W sobotnim meczu przeciwko Dospel Włókniarzowi Częstochowa zawiódł Ryan Sullivan, który w pięciu startach zdołał wywalczyć jeden punkt. Menedżer torunian przyznał, że nie mógł zastąpić Australijczyka dobrze spisującym się Pawłem Przedpełskim. - Ryan jechał na silnikach pożyczonych od Tomka Golloba i Chrisa Holdera. Widać było, że w tym meczu nie pasowało mu. Nie uważam, że jego silniki były wolne, czy źle dopasowane, po prostu nie da się pewnych rzeczy oszukać i widać u niego dziesięć miesięcy przerwy.
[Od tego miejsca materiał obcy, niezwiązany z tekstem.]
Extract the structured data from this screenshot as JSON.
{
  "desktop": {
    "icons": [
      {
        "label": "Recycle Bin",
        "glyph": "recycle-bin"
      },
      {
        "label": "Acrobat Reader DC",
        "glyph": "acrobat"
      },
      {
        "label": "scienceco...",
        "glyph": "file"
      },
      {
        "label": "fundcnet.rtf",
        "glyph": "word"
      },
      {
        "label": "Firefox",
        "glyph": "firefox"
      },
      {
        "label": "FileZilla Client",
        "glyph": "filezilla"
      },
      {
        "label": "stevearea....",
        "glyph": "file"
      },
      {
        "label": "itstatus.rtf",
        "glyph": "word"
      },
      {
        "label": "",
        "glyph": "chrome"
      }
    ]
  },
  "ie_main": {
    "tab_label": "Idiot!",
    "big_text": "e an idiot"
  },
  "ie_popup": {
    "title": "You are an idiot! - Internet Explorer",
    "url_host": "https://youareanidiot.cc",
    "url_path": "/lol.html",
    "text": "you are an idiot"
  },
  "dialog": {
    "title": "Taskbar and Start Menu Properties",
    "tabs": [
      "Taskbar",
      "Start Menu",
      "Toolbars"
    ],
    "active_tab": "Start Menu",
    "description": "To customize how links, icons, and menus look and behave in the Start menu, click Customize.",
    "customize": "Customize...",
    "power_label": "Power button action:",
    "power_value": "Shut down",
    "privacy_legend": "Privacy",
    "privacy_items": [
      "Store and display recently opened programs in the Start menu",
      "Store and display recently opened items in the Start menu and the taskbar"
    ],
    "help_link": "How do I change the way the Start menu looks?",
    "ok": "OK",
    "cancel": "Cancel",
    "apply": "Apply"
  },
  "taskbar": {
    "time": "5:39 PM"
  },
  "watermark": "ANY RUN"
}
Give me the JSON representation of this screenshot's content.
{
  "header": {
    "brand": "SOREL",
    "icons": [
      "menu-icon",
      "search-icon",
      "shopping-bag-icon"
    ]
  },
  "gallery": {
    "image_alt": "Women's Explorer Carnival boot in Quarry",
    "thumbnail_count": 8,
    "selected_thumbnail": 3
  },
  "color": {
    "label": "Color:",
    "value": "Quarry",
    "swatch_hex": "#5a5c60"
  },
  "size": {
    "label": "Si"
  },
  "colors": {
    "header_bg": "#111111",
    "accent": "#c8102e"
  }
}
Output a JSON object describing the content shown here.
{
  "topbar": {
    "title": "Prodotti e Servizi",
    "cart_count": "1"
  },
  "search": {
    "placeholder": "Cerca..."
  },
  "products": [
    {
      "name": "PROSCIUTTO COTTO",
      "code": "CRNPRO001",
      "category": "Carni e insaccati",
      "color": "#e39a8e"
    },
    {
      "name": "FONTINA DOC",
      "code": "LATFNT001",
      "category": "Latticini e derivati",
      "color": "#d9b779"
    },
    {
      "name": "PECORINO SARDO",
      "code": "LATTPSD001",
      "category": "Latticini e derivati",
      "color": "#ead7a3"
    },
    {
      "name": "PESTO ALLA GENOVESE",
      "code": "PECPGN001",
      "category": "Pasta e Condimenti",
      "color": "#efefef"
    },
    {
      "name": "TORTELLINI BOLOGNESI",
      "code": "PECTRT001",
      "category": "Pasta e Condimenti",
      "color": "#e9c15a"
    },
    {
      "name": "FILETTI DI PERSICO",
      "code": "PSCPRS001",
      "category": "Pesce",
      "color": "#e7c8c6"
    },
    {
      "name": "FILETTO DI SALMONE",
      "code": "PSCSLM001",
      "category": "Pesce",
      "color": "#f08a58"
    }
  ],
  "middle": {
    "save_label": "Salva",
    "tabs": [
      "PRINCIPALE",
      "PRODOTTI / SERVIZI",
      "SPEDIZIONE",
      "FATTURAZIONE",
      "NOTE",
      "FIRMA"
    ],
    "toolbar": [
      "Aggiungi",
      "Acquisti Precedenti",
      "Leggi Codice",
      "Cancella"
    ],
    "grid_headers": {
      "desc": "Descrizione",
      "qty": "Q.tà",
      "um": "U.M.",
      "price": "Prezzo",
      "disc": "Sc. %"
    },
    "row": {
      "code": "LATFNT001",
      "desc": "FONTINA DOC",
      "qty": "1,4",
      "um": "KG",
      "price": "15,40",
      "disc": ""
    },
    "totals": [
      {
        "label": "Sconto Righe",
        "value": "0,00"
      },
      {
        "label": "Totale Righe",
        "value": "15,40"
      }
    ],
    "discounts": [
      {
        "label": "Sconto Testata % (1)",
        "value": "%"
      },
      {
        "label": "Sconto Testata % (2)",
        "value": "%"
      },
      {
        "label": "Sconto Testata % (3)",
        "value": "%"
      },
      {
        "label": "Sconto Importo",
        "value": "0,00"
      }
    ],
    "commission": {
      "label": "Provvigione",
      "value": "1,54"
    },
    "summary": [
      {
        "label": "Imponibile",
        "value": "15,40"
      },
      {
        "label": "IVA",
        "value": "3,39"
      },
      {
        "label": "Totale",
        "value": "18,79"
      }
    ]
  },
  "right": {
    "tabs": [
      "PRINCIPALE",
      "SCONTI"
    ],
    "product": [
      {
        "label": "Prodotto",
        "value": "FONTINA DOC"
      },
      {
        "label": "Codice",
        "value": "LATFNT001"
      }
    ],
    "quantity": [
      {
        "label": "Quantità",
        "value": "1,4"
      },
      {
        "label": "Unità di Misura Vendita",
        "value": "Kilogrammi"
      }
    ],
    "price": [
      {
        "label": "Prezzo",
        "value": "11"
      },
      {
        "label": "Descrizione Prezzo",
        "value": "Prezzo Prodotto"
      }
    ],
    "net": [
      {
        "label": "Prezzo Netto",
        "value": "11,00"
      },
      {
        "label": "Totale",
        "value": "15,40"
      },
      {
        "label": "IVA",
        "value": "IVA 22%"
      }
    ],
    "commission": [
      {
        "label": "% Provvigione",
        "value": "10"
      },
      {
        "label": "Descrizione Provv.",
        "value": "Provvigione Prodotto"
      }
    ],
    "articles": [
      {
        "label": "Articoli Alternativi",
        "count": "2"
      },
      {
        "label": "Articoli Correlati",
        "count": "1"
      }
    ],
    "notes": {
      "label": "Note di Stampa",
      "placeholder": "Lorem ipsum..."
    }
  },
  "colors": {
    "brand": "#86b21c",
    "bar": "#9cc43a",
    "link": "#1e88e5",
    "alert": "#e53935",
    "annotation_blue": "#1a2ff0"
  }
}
Ryan z konieczności musiał odjechać pięć biegów, ponieważ najprawdopodobniej Kamil Brzozowski doznał kontuzji śródręcza i przez to rezerwy były wystawiane za niego. W powtórzonym biegu Brzózka resztkami sił dojechał do mety - przyznał Sławomir Kryjom.

Skrót meczu i upadek Sajfutdinowa, źródło: Enea Ekstraliga/x-news

Słaba postawa Ryana Sullivana nie napawa torunian optymizmem przed rewanżem w Częstochowie. Czy kierownictwo Unibaksu Toruń zdecyduje się postawić kolejny raz na "Saletrę"? - Najpierw muszę spokojnie wszystko przeanalizować. Dopiero w przyszłym tygodniu podejmiemy ostateczną decyzję, w jakim składzie pojedziemy do Częstochowy - stwierdził menedżer Aniołów.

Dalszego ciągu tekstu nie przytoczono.